Clearly Sophie had listened when Marjorie talked about counseling pre-marriage couples. Maybe her daughters had learned a few things about relationships through osmosis. She had always walked a fine line between wanting to “counsel” her girls and not sounding preachy. With a mother who was a marriage counselor and professor by trade, her girls had always seemed hyper alert to “that psychology stuff.”

“So what are his dreams?”

“It’s all about money for him. He wants to live in a huge house and become a major player in an engineering firm. He wants to travel all over the world without being tied down to child care.”

“And your dream?”

“I barely got a chance to tell him. I want our family to be our main focus. Yes, I want my career, but as means to an end, not the end itself.”

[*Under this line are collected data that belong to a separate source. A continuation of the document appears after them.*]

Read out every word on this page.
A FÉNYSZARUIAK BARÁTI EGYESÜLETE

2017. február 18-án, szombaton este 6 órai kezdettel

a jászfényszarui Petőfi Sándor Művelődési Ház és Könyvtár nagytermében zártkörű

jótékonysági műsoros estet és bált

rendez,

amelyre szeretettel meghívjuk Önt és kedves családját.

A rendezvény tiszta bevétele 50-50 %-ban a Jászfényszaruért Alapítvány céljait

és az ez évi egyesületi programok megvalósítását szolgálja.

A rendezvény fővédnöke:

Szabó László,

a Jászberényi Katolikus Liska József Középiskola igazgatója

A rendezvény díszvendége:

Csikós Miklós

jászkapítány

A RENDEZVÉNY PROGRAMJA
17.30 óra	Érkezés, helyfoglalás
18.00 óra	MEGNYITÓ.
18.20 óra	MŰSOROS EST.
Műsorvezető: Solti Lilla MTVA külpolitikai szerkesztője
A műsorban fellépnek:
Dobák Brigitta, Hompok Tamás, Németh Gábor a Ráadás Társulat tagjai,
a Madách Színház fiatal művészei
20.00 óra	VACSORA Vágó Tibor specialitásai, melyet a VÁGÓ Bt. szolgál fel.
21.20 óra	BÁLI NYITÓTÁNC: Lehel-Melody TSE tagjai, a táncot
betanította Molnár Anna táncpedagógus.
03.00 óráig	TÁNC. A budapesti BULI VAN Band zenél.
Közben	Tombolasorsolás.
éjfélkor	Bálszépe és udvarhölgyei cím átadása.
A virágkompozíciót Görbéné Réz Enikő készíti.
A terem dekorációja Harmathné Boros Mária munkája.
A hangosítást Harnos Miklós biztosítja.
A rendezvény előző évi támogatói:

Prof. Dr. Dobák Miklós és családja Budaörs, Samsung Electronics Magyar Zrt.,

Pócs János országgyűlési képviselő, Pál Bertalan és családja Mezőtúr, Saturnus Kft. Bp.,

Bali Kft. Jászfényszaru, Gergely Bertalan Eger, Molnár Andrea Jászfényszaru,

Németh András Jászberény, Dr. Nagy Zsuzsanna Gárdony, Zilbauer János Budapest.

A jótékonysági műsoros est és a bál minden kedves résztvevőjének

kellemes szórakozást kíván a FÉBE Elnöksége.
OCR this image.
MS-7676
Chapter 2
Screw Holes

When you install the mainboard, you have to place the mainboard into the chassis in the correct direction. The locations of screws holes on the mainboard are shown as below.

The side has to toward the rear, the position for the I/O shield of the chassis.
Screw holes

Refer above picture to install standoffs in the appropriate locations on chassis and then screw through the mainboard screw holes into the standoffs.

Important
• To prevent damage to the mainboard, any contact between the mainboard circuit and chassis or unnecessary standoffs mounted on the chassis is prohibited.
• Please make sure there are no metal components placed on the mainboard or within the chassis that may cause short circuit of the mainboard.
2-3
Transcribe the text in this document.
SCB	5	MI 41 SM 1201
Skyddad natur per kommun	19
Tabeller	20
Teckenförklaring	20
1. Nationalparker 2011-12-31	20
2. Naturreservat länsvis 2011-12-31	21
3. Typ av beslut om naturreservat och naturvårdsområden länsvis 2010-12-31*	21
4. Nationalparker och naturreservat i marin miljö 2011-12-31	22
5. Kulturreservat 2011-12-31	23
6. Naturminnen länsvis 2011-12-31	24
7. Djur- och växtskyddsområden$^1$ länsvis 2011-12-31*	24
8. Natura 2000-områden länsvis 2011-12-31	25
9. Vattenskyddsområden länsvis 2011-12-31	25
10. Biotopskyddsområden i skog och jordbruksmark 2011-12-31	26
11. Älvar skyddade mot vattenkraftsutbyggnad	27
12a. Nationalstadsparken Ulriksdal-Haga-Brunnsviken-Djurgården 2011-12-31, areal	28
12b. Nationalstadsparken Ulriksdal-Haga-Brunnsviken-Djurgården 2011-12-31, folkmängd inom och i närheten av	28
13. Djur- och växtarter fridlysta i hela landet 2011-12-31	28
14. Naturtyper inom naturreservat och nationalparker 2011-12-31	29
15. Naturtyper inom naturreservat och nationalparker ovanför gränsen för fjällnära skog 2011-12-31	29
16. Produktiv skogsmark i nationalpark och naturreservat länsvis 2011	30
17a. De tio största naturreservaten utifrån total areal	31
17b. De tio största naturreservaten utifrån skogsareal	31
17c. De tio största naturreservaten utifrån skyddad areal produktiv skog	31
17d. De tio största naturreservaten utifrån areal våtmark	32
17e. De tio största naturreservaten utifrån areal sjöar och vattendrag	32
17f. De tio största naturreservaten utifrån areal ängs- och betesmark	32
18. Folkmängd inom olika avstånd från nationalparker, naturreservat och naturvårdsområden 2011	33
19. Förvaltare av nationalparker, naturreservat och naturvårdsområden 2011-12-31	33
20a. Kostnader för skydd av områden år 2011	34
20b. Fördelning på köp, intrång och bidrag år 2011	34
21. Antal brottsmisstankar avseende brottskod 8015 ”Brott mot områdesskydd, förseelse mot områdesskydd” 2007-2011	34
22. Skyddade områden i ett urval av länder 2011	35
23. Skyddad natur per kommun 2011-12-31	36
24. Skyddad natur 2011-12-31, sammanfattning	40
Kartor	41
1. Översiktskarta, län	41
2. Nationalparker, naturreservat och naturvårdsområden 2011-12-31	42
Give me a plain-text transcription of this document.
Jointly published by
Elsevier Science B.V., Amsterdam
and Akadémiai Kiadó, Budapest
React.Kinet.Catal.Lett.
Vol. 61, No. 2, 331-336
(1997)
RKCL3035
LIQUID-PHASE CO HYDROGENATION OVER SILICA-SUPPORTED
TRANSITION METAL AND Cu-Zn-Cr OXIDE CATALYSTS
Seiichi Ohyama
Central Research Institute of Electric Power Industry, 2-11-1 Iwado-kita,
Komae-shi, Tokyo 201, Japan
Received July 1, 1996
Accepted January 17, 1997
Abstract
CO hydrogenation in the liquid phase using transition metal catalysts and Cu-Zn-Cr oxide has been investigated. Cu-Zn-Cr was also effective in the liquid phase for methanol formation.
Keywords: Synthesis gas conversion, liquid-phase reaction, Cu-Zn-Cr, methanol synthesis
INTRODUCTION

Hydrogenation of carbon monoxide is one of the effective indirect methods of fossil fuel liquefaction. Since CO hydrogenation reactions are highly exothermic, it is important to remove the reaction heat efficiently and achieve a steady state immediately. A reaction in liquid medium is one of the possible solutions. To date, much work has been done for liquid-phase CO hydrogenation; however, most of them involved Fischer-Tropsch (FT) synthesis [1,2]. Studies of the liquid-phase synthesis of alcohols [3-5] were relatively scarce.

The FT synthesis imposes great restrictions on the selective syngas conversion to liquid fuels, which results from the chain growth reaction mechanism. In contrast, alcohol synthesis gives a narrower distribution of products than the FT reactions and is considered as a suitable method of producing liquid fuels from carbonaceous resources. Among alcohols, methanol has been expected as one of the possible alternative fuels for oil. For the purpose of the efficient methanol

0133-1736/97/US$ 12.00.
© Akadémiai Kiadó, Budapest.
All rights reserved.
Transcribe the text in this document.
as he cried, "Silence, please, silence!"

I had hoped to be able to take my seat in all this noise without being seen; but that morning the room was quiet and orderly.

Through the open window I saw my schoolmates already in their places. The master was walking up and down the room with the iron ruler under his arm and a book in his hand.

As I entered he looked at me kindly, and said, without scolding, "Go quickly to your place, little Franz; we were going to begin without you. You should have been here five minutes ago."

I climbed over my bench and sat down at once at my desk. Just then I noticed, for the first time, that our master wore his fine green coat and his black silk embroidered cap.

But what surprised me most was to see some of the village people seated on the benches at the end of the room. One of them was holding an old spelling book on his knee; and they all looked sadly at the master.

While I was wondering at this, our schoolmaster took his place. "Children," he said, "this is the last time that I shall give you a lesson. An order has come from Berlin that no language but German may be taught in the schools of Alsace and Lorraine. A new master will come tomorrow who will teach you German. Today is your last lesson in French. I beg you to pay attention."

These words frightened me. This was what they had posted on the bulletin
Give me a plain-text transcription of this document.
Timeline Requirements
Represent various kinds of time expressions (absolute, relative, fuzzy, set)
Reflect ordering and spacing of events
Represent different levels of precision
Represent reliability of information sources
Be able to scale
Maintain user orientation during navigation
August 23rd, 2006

Sophie was her father’s daughter. He’d been a good engineer, but he was content not to advance if promotion meant more time away from his family. Michael seemed to keep a healthy balance.

The thought of Michael made her heart do a little lurch. She still grieved for him, but her life had begun to move on in the second year after his death when she met Colm McCloskey, her dear gentle Irishman. How had she been blessed enough to find two good men to love her? Friend in Heaven, she prayed, bring good men into my daughters’ lives.

She didn’t know what the future held with Colm, but she prayed her girls would find men like him and their father. Kind men of integrity and faith.

When they were home, Marjorie poured them each a cup of tea and they settled into the living room. She sat next to her daughter on the loveseat.

Sophie’s eyes began to fill again. “Oh Mom, I love Niko. I love his sense of humor, and his determination, and the way his eyes light up when he sees me…” She couldn’t finish before her sobs took over.

Marjorie put her arm around Sophie’s shoulder.

Sophie pulled her bare feet up onto the cushion and tucked them under her, curling into a fetal position and laying her head in her mother’s lap.
Marjorie rubbed Sophie’s back in slow gentle circles.

Finally Sophie turned to look in her mother’s eyes. “When he said to me, ‘This isn’t going to work,’ I wanted to argue and fight and convince him he was wrong. But deep down, I knew he was right. Maybe that’s what hurt most of all. I lost hope.”

“Oh Sophie, your hope’s not lost. It’s just headed down a path you can’t see yet.”